Reinforcement learning is used to back-propagate the signal indicating which span contributes how much to the classification performance. Let’s also introduce some typical reinforcement learning components here -

action, a
policy, π
reward, r

Action and Policy

For each class label y, action is to pick a text-span {x_{i_s} , · · · , x_{i_e}} from x to represent q_yx → need start and end index of span, a_{i_s,i_e}

For each class label y, the policy π defines the probability of selecting the start index, i_s and end index, i_e.

Each token x_k within x is mapped to a representation h_k using BERT.

P_start(y, k) = exp(W_ysh_k)/(Σ_1…T exp(W_ysh_t))

P_end(y, k) = exp(W_yeh_k)/(Σ_1…T exp(W_yeh_t))

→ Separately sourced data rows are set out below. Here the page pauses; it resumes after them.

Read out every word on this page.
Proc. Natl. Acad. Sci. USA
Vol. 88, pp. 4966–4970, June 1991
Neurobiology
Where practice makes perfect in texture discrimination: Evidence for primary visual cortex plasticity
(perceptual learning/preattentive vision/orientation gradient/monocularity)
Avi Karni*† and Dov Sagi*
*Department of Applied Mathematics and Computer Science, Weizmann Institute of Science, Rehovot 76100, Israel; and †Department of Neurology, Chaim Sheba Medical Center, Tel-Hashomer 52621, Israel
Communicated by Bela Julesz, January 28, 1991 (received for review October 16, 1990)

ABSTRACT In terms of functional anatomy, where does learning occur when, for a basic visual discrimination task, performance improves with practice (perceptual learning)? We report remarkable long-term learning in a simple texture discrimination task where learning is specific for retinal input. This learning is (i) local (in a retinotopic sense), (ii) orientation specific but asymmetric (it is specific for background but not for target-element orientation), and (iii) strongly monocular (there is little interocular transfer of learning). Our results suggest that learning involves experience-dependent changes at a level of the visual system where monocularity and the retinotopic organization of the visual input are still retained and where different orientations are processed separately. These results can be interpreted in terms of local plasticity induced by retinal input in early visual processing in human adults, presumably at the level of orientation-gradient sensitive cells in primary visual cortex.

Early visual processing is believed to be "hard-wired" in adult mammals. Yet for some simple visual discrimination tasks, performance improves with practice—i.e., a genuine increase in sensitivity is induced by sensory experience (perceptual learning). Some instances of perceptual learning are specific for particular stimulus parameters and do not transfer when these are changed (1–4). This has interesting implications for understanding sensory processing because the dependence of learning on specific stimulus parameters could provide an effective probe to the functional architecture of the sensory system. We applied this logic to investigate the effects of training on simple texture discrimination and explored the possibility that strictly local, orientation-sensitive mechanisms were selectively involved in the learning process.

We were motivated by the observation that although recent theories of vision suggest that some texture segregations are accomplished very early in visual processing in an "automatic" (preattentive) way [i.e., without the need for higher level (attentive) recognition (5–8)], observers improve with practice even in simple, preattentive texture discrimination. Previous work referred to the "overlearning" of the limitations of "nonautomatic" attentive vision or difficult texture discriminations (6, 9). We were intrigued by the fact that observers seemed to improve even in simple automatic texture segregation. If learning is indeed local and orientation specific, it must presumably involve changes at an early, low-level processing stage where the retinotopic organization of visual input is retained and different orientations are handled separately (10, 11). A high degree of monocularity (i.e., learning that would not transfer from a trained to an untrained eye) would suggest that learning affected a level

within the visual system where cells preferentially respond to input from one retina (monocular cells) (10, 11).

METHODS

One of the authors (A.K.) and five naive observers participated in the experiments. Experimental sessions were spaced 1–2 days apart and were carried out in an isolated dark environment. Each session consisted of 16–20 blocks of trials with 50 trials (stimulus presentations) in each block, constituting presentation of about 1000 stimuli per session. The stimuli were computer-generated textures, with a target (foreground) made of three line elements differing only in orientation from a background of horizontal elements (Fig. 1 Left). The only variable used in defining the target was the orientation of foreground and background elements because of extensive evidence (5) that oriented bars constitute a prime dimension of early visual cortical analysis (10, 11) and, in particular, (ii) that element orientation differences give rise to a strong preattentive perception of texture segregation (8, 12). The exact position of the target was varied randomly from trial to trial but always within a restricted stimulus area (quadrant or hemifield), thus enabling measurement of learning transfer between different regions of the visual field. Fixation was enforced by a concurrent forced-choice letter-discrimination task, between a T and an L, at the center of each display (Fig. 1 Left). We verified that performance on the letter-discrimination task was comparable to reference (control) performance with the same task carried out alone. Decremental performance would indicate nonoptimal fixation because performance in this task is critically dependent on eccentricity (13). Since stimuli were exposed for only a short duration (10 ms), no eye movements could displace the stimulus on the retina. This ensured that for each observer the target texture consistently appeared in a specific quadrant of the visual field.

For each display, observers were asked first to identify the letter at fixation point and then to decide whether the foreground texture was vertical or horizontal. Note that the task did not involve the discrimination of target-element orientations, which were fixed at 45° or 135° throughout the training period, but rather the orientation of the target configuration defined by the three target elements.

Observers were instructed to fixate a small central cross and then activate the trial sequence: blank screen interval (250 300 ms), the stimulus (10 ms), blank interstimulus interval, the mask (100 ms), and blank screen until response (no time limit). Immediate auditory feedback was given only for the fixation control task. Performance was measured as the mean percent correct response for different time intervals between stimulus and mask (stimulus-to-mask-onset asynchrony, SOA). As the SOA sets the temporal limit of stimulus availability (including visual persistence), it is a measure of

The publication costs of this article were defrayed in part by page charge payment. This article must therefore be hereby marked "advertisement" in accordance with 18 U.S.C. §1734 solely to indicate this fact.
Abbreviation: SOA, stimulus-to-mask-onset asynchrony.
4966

Each class y has a class-specific W_ys and W_ye

Probability of a text span with the starting index i_s and ending index i_e being the description for class y, P_span(y, a_is,ie) is -

P_span(y, a_is,ie) = P_start(y, i_s) × P_end(y, i_e)

Reward

Given x and the description q_yx, classification model will assign probability of assigning correct label to x which will be used as reward to update both the classification model and the extractive model.

For multi-class classification, reward is given by -

R(x, q_yx for all y) = p(y = n|x) where, n is gold label for x

REINFORCE

To find optimal policy, use REINFORCE algorithm which maximizes the expected reward E_π[R(x, q_y)]

For each generated description q_yx and the corresponding x,

L = −E_π[R(q_yx, x)]

REINFORCE approximates above equation with sampled distributions from the policy(π) distribution and the gradient to update parameters is given by -

∇L ≈ -Σ_i=1…B∇logπ(a_{i_s,i_e}|x, y)[R(q_y)-b]

where, b denotes the baseline value, which is set to the average of all previous rewards.

So, the Extractive Policy is initialized to generate sub-text as descriptions. Then the extractive model and the classification model are jointly trained based on the reward.

Description construction : Abstractive Strategy

Action and Policy

For each class label y, the action is to generate the description q_yx = {q₁, · · · , q_L} defined by p_θ

And the policy, P_SEQ2SEQ is given by -

P_SEQ2SEQ(q_y|x) = Π_i=1..Lp_θ(q_i|q_<i, x, y)

where q_<i denotes all the already generated tokens

P_SEQ2SEQ(q_y|x) for different class y share the structures and parameters, with the only difference being that a class specific embedding hy is appended to each source and target token.

Reward

When dealing with abstractive summarisation, since we are dealing with the paradigm of generating text, we know that the possible generated tokens might be a really big space, let’s call it action space. Now, a widely recognized challenge for training language models using RL → high variance due to action space being huge.

So, circumvention around this can’t happen with the basic REINFORCE algorithm. To deal with this, we will use REGS(Reward for Every Generation Step) - also called Monte Carlo Tree Search (further reading)

Unlike standard REINFORCE training, in which the same reward is used to update the probability of all tokens within the description, REGS trains a discriminator that is able to assign rewards to partially decoded sequences.

∇L ≈ -Σ_i=1…L∇logπ(q_i|q_<i, h_y)[R(q_<i) - b(q_<i)]

here, R(q_<i) denotes the reward given the partially decoded sequence q_<i as the description, and b(q_<i) denotes the baseline (average of all previous rewards).

The generative policy P_SEQ2SEQ is initialized using a pretrained encoder-decoder with input being x and output being template descriptions. Then the description generation model and the classification model are jointly trained based on the reward.